No mortgage, no deposit, no estate agent – is this the future of house buying?

A developer-cum-finance house is marketing a deal which allows people to buy a home without a mortgage and without a deposit – and, so far at least, no estate agents.
This so-called home payment plan has in fact existed in the north east of England for three years already and has several dozens of owners who have used it. But the firm behind it, the Gentoo Group – which describes itself as a ‘profits for purpose’ company – now wants to extend its reach across the country.

It works like this: Gentoo buys, builds or redevelops properties which it then sells at open market value. But instead of selling it via an agent in the conventional way, it sells via an in-house financial product called the ‘Genie home purchase plan’ which operates along similar lines to sharia mortgages.

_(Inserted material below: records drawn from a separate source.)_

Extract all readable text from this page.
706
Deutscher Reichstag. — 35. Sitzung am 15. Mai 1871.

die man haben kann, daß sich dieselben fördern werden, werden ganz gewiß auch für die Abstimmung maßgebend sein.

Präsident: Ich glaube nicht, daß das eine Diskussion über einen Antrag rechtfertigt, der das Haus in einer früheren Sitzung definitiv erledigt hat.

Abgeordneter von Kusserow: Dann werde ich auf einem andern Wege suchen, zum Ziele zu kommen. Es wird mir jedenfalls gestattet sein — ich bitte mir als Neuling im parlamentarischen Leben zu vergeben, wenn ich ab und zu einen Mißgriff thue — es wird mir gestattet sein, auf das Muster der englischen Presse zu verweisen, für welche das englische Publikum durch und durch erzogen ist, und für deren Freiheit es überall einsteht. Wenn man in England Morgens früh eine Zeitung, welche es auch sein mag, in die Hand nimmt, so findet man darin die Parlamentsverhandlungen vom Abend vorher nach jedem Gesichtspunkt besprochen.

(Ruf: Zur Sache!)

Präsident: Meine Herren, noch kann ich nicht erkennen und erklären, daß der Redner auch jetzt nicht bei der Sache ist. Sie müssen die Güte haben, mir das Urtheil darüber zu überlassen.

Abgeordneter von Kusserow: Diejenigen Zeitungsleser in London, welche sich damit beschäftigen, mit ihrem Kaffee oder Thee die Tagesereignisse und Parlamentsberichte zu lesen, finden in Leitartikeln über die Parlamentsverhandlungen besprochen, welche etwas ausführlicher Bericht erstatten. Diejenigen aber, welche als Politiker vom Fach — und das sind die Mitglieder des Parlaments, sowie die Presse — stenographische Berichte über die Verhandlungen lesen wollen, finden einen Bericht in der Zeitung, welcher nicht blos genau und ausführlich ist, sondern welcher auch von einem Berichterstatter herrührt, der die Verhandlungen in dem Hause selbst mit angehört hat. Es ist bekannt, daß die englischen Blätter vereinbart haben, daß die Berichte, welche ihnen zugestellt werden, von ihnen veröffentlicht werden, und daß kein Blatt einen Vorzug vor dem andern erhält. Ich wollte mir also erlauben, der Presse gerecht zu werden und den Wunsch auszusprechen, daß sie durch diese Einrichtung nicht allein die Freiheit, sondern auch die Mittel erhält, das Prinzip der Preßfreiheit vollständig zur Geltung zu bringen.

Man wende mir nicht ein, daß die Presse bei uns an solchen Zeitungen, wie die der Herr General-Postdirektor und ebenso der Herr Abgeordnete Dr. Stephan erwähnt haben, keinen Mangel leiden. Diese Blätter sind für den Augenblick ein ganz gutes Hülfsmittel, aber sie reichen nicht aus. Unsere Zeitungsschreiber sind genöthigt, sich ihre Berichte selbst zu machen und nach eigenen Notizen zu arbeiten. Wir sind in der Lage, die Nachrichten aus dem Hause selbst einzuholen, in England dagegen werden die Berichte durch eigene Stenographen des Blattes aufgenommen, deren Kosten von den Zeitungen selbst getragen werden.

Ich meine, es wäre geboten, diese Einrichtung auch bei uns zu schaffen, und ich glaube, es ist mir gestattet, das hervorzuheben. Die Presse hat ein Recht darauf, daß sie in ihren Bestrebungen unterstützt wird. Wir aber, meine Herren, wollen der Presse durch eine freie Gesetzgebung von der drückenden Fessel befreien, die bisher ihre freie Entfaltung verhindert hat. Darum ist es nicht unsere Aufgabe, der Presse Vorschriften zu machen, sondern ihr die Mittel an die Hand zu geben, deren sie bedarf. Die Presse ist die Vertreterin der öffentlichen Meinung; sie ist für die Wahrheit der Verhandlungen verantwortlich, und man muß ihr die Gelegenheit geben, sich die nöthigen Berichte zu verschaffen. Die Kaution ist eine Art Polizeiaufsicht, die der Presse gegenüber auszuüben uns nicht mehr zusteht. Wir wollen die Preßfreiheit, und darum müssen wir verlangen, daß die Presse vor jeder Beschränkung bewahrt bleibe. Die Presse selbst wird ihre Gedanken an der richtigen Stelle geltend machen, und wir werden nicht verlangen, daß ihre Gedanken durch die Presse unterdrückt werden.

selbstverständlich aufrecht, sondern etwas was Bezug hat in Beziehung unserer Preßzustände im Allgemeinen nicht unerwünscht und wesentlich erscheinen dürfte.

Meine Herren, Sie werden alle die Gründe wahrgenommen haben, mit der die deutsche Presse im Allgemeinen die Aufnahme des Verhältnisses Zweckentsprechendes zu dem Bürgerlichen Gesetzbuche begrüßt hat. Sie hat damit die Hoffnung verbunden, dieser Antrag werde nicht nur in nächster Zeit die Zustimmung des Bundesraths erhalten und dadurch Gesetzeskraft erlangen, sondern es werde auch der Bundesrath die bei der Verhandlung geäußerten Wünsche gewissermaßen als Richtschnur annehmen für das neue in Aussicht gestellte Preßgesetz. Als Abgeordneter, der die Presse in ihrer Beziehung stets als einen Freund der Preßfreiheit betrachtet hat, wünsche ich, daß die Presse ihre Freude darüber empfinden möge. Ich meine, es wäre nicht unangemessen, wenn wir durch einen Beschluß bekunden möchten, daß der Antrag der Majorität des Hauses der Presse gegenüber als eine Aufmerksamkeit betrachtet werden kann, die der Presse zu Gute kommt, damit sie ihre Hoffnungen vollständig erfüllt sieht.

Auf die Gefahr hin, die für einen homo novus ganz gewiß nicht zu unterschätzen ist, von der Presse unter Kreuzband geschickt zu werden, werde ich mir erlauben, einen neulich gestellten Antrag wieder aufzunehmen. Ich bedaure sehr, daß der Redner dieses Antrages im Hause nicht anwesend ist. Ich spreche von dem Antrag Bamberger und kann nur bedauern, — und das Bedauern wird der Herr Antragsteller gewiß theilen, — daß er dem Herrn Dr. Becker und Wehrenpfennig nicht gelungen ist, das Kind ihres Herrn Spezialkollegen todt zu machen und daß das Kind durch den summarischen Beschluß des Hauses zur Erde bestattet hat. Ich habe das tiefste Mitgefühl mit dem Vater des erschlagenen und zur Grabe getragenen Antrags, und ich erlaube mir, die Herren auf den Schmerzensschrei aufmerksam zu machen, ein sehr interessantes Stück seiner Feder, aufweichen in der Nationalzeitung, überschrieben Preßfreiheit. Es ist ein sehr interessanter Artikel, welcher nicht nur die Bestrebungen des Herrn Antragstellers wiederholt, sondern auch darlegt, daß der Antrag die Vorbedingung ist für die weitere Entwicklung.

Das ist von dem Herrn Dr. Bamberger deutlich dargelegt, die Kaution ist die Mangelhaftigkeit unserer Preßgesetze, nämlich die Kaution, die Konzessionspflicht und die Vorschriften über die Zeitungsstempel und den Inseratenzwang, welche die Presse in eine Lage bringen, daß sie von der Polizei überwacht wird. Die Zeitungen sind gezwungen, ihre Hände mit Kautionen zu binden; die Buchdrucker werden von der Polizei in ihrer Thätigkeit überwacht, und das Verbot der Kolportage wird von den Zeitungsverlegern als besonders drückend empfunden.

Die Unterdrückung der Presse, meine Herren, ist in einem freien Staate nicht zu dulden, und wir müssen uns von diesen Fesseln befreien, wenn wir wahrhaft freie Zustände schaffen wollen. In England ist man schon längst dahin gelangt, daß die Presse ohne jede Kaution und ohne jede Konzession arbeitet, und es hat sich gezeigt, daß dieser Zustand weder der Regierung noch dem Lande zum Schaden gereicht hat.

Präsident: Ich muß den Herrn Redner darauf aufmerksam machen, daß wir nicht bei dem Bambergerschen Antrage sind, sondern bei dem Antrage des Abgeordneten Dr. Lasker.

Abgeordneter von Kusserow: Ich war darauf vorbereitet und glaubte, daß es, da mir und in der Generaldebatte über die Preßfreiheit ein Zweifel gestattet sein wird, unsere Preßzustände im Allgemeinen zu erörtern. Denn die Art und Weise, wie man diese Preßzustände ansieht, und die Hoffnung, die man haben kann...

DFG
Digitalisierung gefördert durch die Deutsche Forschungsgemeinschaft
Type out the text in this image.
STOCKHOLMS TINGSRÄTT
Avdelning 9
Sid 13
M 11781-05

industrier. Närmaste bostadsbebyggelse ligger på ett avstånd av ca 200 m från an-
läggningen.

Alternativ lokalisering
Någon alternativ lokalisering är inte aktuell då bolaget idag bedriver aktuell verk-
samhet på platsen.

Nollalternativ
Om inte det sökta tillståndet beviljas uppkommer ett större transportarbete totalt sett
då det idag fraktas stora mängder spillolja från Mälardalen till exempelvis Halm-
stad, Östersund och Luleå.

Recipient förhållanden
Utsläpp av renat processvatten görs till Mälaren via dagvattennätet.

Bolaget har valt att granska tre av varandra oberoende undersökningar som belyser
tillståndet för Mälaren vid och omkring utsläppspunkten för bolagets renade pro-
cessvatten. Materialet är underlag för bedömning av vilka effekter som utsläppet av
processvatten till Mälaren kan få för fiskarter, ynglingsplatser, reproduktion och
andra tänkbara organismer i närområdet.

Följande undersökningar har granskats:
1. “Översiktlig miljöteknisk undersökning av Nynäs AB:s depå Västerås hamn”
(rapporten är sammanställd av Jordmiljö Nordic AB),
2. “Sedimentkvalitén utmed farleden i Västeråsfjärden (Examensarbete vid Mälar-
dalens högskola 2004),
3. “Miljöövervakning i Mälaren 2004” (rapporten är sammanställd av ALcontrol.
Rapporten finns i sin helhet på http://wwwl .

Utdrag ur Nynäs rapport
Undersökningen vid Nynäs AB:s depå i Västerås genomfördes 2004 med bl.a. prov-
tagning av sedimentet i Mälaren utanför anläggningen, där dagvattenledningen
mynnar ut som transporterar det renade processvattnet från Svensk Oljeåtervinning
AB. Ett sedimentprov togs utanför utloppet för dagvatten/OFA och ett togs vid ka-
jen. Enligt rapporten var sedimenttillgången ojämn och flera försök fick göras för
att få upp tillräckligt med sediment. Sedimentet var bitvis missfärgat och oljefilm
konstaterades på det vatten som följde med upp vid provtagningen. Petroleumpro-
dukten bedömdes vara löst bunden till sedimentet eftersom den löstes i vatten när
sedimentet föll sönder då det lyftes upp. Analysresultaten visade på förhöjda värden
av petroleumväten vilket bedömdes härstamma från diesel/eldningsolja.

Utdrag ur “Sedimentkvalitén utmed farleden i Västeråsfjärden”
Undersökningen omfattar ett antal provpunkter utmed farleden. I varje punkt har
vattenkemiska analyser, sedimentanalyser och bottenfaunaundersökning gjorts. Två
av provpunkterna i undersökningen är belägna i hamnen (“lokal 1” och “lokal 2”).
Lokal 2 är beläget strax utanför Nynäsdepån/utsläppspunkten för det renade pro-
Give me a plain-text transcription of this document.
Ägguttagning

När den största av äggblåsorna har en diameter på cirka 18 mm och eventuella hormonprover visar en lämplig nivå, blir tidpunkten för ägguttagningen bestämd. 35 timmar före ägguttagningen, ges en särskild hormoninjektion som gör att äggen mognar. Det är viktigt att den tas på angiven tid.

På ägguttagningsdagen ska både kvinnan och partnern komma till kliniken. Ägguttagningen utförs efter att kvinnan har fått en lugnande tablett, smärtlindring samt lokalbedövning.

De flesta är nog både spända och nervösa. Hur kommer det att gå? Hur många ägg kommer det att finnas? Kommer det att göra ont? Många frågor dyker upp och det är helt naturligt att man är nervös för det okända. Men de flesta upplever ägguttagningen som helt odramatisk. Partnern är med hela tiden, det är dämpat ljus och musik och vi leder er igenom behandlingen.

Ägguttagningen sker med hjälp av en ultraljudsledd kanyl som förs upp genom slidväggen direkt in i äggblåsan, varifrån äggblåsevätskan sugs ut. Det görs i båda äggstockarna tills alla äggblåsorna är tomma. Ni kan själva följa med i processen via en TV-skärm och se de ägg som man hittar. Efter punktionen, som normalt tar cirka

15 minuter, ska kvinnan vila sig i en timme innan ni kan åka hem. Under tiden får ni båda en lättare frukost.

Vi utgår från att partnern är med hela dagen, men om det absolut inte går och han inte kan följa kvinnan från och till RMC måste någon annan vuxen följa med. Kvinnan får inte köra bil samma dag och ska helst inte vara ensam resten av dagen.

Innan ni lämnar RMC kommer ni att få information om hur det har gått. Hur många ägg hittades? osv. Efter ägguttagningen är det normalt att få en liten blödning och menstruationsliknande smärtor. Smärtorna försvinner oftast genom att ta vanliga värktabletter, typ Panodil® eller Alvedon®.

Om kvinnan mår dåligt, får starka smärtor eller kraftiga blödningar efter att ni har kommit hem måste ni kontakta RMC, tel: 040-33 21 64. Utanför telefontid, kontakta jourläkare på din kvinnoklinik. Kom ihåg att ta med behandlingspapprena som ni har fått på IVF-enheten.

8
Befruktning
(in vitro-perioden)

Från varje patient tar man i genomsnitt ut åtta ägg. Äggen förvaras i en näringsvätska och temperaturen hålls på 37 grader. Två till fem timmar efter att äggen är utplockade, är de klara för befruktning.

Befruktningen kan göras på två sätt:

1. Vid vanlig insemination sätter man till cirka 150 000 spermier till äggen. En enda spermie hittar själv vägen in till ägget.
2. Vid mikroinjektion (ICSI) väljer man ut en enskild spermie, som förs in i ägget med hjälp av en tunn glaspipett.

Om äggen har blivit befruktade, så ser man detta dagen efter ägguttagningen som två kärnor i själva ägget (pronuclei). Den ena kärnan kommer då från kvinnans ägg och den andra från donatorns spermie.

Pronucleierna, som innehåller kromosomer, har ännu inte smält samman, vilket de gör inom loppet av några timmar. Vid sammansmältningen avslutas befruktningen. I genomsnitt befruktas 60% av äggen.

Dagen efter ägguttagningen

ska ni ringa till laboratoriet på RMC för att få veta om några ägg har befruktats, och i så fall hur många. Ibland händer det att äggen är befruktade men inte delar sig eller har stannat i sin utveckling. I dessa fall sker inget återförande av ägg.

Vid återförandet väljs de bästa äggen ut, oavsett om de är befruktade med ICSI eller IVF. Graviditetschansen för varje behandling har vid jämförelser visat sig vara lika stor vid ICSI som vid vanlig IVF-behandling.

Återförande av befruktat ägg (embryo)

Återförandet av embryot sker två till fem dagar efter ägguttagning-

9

Instead of putting down a deposit and instead of securing a mortgage involving interest payments, the purchaser pays monthly instalments on a 30-year plan. At the end of the 30 years, the home is fully-owned by the purchaser; along the way, the owner’s monthly payments gives him or her part-ownership, depending on the number of payments made.

Gentoo says over the course of 30 years the total paid by the purchaser would be the equivalent of a mortgage with a 6.8 per cent APR.

The product is regulated by the Financial Conduct Authority, customers are credit checked in the usual way, and the purchaser has the typical financial responsibilities associated with a mortgage – that is, to pay monthly and to be obliged to pay the full amount of the value of the property if it is sold prior to the end of the 30 year term, even if at the time of sale its value is lower than its original purchase price.

Gentoo has first refusal to buy should a client sell before the end of 30 years, but if the firm declines the owner can instruct an estate agent to sell on the open market.

The firm wants to spread beyond the relatively low-cost housing market of the north east of England, where it has won considerable praise from housing market analysts and politicians for offering at least an alternative for people to get on the housing ladder.